Décision mercredi
La décision de reprendre le Championnat d´Italie, arrêté depuis la mort vendredi d´un policier en marge du derby Catane-Palerme, sera prise mercredi a indiqué le commissaire extraordinaire de la Fédération Luca Pancalli à l´issue d´une réunion au sommet. Le gouvernement Prodi doit présenter à cette occasion une série de mesures destinée à lutter contre la violence dans les stades.
Antonio Matarrese, le président de la Ligue des clubs professionnels, avait déclaré lundi que «le spectacle doit continuer» malgré la mort d´un policier lors d´affrontements avec des supporters vendredi à Catane. Tous les championnats nationaux ont alors été suspendus. «Les morts font malheureusement partie de ce très grand mouvement qu´est le football et que les forces de l´ordre ne réussissent toujours pas à contrôler, a-t-il ajouté. Le football ne doit jamais s´arrêter. C´est la règle N°1 : le football est une industrie (...). Pensez-vous qu´il y ait une industrie qui ferme ses usines et qui ne sait pas quand elle les rouvre?».
Le Comité national olympique italien a vivement réagi à ces propos, via un communiqué. «Le Coni, à la suite des déclarations d´Antonio Matarrese (...), exprime son trouble et son indignation pour leur contenu gravement offensant et prend ses distances à l´égard des idées exprimées». Les dirigeants des clubs professionnels, soucieux de retombées économiques néfastes si la suspension des compétitions devait durer, souhaitent une reprise rapide des Championnats de Serie A et B.
«C´est profondément injuste qu´à cause de 400 délinquants, ceux qui veulent aller au stade avec leur famille ne peuvent pas le faire», a ainsi affirmé Riccardo Garrone, président de la Sampdoria Gênes. «Si on arrête le football pour combattre la violence, les ultras peuvent crier victoire», a renchéri Ivan Ruggeri, président de l´Atalanta Bergame, tandis que son homologue de Palerme, Maurizio Zamparini, a affirmé : «Il faut réagir, mais arrêter le football, ce n´est qu´un symbole. Un dimanche d´arrêt par respect de celui qui est mort, c´est juste. Un de plus, c´est de la démagogie».

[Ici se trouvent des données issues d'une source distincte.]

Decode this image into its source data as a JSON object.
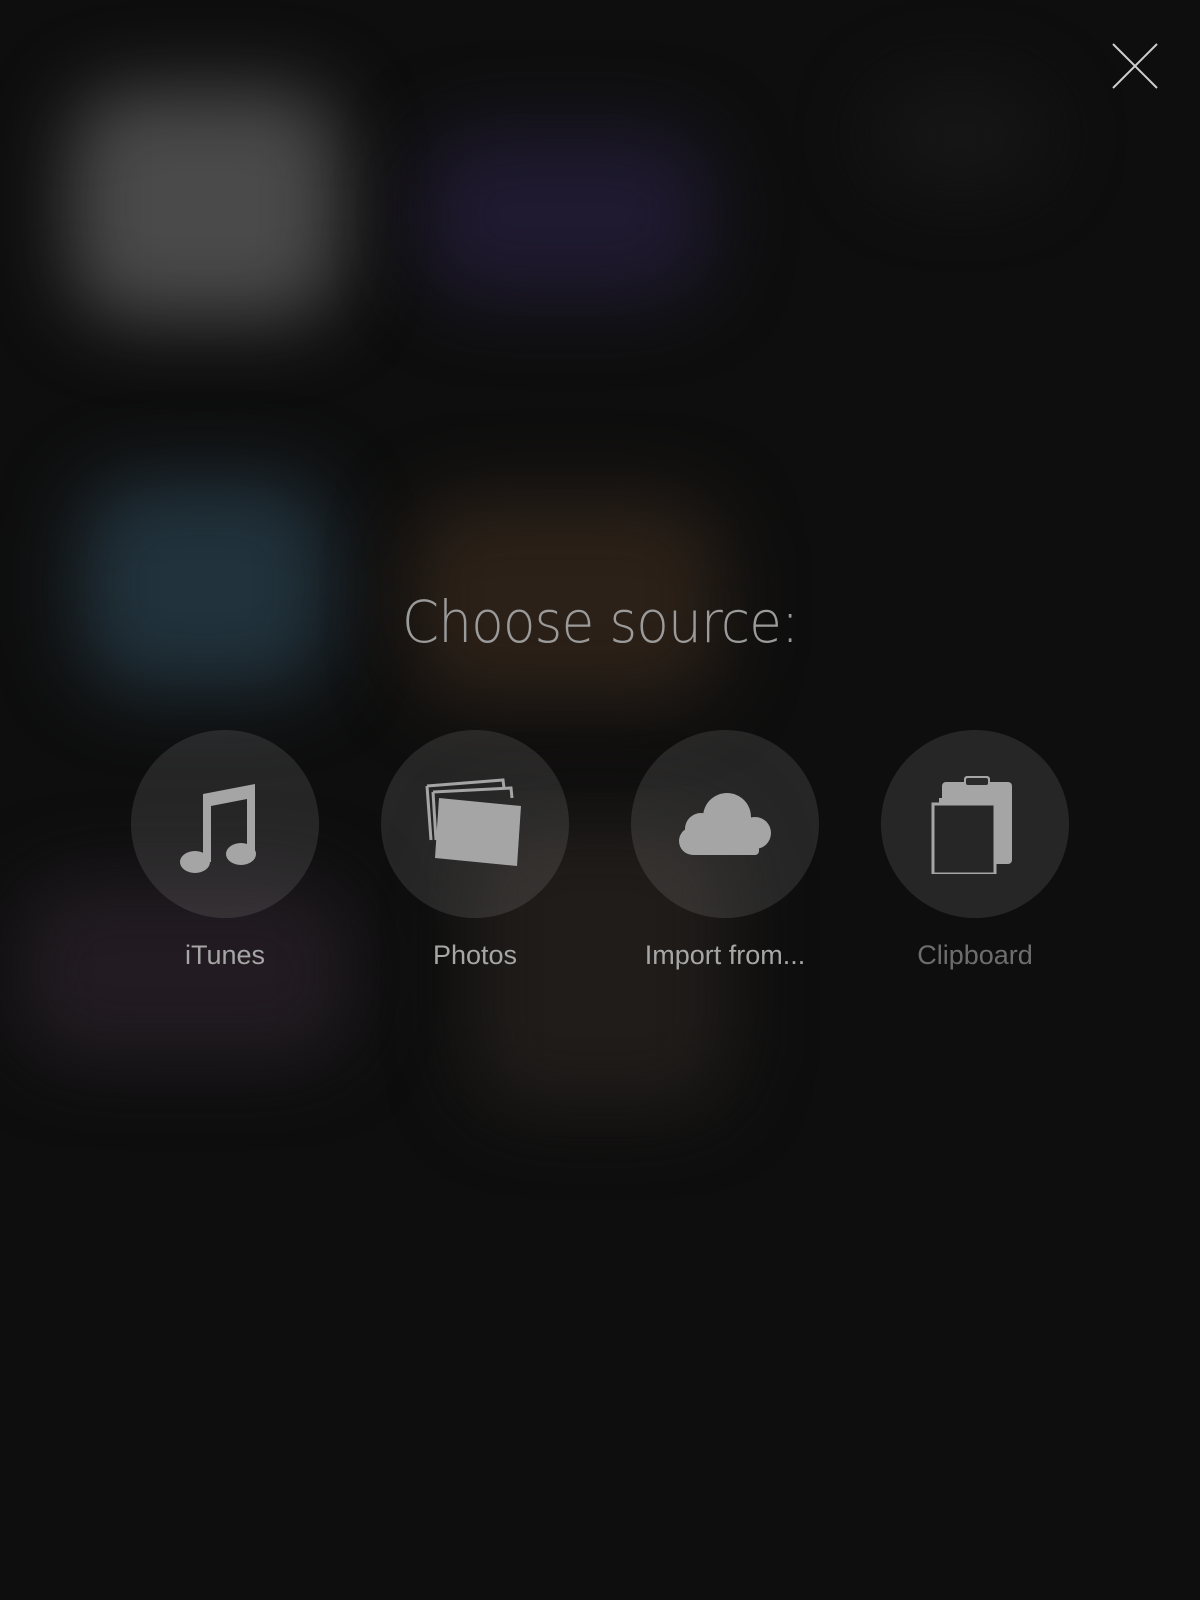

Plusieurs milliers de personnes, dont les ministres italiens de l´Intérieur et des Sports, ont assisté lundi à Catane à l´enterrement du policier tué. La cathédrale de Catane était archi-comble, avec plus d´un millier de personnes et plusieurs milliers d´autres qui se trouvaient à l´extérieur. Le policier, âgé de 38 ans, se trouvait à l´extérieur du stade de Catane lors des incidents. Il est décédé de blessures à l´abdomen et au foie, selon le procureur adjoint de Catane, Renato Papa.